"Ahh, kau begitu dicintai kawanku. Aku tidak enak padanya."
"Hei, belum juga aku menjadi istrinya."
"Bisa saja kau akan menjadi istri kawanku."
"Belum tentu aku menerima."
Apakah perempuan sepertiku memang pantas dipersunting olehnya? Kabar tentang keinginannya untuk menikahiku membuat pikiranku runyam. Selama ini laki-laki hanya ingin menikmati tubuhu. Anehnya dia ingin lebih dari itu, dia ingin menikahiku. Padahal di luar sana begitu banyak perempuan yang lebih baik dariku. Aku hanya perempuan hina.
13. Aku gelisah dalam kamar. Kedua mataku sulit terpejam. Berkali-kali aku membaringkan tubuhku tapi tak bisa terelap. Segera aku membuka pintu kamar. Aku harus menemui pelacur itu. Sekaranglah saatnya kusampaikan keinginanku padanya.
14. Beruntung kau tidak melihatku. Apa jadinya jika kau tahu aku baru saja menemui pelacur itu. Bisa dipastikan kau akan menghajarku. Sekalipun aku membisu tentang kedekatanku dengannya, kebenaran tetaplah kebenaran, aku seringkali dilayani perempuan yang kau cinta. Kau berjalan begitu tergesa menerobos pintu masuk bordil. Sampai-sampai kau tidak menyadari kita berpapasan di jalan. Mungkin karena sengaja kututupi wajahku dengan kera bajuku, sehingga kau sulit mengenaliku. Aku kasihan padamu kawan. Lantaran Laila kau jadi aneh.

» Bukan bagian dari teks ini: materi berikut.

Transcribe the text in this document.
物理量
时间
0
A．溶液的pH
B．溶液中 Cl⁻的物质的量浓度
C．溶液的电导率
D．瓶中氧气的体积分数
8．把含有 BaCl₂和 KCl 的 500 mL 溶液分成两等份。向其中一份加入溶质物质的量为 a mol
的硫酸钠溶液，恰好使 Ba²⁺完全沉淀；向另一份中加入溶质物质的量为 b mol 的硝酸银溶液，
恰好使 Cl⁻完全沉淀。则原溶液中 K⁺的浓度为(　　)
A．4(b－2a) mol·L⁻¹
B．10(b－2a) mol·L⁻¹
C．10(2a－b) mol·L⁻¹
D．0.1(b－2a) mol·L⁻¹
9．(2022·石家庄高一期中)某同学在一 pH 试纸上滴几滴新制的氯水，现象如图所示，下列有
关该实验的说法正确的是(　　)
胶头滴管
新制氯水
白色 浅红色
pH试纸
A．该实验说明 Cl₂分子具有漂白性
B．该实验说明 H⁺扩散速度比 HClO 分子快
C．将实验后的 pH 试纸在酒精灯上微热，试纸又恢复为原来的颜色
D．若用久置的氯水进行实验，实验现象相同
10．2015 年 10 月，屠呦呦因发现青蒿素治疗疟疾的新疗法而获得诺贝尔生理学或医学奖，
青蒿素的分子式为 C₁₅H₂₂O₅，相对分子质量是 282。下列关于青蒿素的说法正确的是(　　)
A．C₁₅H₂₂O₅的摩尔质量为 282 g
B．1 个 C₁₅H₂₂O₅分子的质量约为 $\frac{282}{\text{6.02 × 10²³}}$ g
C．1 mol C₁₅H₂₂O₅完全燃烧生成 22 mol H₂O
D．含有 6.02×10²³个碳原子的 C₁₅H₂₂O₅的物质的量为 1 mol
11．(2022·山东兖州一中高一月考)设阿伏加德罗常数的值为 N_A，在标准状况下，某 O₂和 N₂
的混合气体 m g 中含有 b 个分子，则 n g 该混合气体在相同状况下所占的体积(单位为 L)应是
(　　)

15. Aku terkejut dengan kedatangannya. Aku jadi kaku. Pura-pura kurapikan rambutku, sembari menunggunya membuka mulut. Dia pun tampak canggung. Lama-lama dia memberanikan diri menggeser duduknya di dekatku. Kami bersampingan di sisi ranjang. Dekatnya kami, aku bisa mencium wangi parfumnya. Tiba-tiba ia menggenggam tanganku, memandang mataku lekat-lekat. Aku bisa melihat matanya yang binar dibalik suasana kamar yang remang. Dia tidak hanya berani menyentuh tanganku, wajah dan bibirku dia cium.
16. Alam tahu aku munafik. Pada kesempatan lain di atas mimbar aku kerap menyuarakan bahaya zina. Pada malam ini aku tidur dengan pelacur yang kucintai. Ketika persanggamaan kami berakhir, aku menyampaikan keinginanku padanya.Â
"Seorang pelacur juga berhak mengecap kebahagiaan," tegasku padanya. Dia malah meletupkan tawanya. "Aku begitu bahagia dengan duniaku ini," timpalnya. Atas permintaanku dia menjelaskan latar belakangnya menjadi pelacur. Alasan yang sangat klise, lagi-lagi karena persoalan ekonomi di negeri ini. Kebutuhan mendesak, dia butuh uang. Tidak punya jalan lain selain menjual diri. Awalnya hanya mencoba, lamalama larut dalam dunia gelap. "Aku akan segera menikahimu, tenanglah!" aku mengusap wajahnya.
17. Kebahagiaan yang dia janjikan padaku ternyata hanya sesaat. Sekarang dia mendekam di dalam bui atas tuduhan pembunuhan. Buah perkawinanku dengannya, menghasilkan dua anak. Aku harus membesarkan anak-anakku seorang diri. Mustahil aku akan kembali di dunia pelacuran lagi, aku sadar diri, aku tidak menarik lagi. Lagi pula insyaf sudah kutanamkan kuat-kuat dalam diriku. Aku memiliki tanggung jawab kepada anak-anakku serta janji setia kepadanya.